Itawamba County Board of Supervisors asked to decrease spending, not increase taxes

By Adam Armour/The Itawamba County Times

The fallout from a possible countywide tax increase has already begun.

The Itawamba County Board of Supervisors recently entertained a visit from New Salem Community resident Leo Roeske, who expressed his concerns about a tax increase that may be implemented next year. Talk of an increase was spurred by a decrease in the county’s assessed evaluation coupled with a requested increase to the school’s tax intake.

Needless to say, Roeske was concerned.

“My retirement check has actually decreased,” he said. “Whether it’s state or federal or county taxes, it’s just having a major impact on everybody.”

Stating that a tax increase would hurt both the retired and low income communities already struggling with the floundering economy, Roeske asked the board to find a way to circumvent the county’s financial problems without increasing the ad valorem tax rate.

“When property values and car tags go down, that means the economy probably isn’t in the best shape,” Roeske told the board. “You guys have to find a way to decrease spending rather than raise taxes.”
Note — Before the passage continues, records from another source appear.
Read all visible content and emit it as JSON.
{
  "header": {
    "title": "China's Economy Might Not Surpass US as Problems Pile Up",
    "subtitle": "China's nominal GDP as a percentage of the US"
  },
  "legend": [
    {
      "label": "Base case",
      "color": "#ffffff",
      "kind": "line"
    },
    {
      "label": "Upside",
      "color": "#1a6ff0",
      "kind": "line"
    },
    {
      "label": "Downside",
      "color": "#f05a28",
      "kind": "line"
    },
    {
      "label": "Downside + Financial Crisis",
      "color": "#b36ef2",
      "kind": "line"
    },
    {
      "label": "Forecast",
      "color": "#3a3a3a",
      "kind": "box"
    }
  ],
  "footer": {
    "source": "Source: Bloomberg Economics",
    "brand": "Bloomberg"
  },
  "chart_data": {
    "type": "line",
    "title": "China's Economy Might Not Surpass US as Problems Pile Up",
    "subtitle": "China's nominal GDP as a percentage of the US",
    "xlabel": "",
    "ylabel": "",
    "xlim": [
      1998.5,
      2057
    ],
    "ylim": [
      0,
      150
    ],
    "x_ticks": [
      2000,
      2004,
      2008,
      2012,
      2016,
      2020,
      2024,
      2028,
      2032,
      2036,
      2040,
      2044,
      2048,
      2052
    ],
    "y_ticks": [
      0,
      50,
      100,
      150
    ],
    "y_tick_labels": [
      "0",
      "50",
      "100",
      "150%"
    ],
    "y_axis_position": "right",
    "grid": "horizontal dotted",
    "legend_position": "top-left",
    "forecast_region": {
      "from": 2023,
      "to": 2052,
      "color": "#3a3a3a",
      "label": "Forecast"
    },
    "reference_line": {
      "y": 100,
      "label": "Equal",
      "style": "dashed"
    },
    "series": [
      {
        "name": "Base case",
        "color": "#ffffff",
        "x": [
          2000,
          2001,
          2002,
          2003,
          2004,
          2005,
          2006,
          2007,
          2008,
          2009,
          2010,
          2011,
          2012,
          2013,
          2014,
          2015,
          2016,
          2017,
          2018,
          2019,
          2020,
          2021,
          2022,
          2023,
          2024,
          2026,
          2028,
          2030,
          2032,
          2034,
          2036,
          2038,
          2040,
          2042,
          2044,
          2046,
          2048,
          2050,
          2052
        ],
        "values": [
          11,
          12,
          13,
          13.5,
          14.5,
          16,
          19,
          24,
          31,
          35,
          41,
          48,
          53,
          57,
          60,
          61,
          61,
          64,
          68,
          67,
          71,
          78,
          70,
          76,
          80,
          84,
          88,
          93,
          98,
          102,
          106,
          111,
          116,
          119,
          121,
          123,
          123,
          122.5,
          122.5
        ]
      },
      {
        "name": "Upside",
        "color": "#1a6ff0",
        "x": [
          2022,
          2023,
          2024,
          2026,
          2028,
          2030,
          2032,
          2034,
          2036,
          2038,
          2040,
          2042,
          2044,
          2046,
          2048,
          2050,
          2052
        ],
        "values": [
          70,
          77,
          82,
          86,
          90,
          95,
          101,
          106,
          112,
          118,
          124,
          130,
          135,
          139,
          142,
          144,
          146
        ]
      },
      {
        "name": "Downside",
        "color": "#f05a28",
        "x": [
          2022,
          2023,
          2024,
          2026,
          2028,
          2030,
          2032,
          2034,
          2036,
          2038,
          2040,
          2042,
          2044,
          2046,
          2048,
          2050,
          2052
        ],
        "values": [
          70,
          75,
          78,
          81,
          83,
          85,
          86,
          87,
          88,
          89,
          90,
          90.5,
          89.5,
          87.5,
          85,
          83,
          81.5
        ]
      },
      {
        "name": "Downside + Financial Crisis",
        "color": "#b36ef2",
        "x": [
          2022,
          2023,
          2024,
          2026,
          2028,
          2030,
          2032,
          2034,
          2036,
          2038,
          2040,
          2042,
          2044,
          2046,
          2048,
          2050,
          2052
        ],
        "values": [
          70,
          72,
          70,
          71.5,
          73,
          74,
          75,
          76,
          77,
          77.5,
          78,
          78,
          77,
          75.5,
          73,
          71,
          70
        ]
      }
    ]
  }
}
Roeske also took issue with the amount of money being requested by the school district. Using some simple math, he deduced that Itawamba County taxpayers are spending $7,777 per student, per year — approximately $187,000 per classroom of 24 students.

“Don’t get me wrong, I’m all for education,” he said. “But that’s a lot of money. I think there’s got to be a way to readjust this so that our kids can get the best education they can, but without the expense.”

Roeske came armed with what some may view as a controversial suggestion for generating tax dollars:

“Let’s invent a new tax; it’s called an ‘alcoholic beverage tax,” he said, suggesting the board do away with beer and liquor ban. “Allowing the sale of alcohol in Itawamba County … would definitely bring in a lot of tax money and the only people who will end up being taxed heavier are the people buying alcohol.”

Touting that allowing the sale of alcoholic beverages would bring in both new businesses and residents, Roeske said too many tax dollars are lost to surrounding cities without alcohol laws.

“People go to Tupelo now to buy whatever they want to drink,” he said. “All that money leaves our county; all that sales tax goes to Tupelo when it could stay here.

“I know there are a lot of what people might think are down’s to this … but it’s not going to increase the drinking problems of Itawamba County,” Roeske added. “If there’s a problem, it’s already here. The people just drive to Tupelo to buy it anyway.”

Although supervisors sympathized with Roeske, they claimed there was little they could do to avoid a tax increase, especially in light of the school’s district’s request for a tax increase.

“The assessed value of the county went down, which means a mill of tax won’t bring in as much as last year,” Holley said, adding that this loss in ad valorem dollars is gut punch to an already reeling budget. “If we have a shortfall, we’ve got two options: Decrease spending or raise taxes.”

Holley added that he believes the county budget has been cut to the bone.

Additionally, the board told Roeske that even if alcohol were legalized, the county’s general fund would see none of the additional sales tax dollars.

“All that sales tax goes to the state,” Holley said. “Counties don’t get that.”

The board will vote on the 2011-2012 budget — and any tax increases it may entail — in September.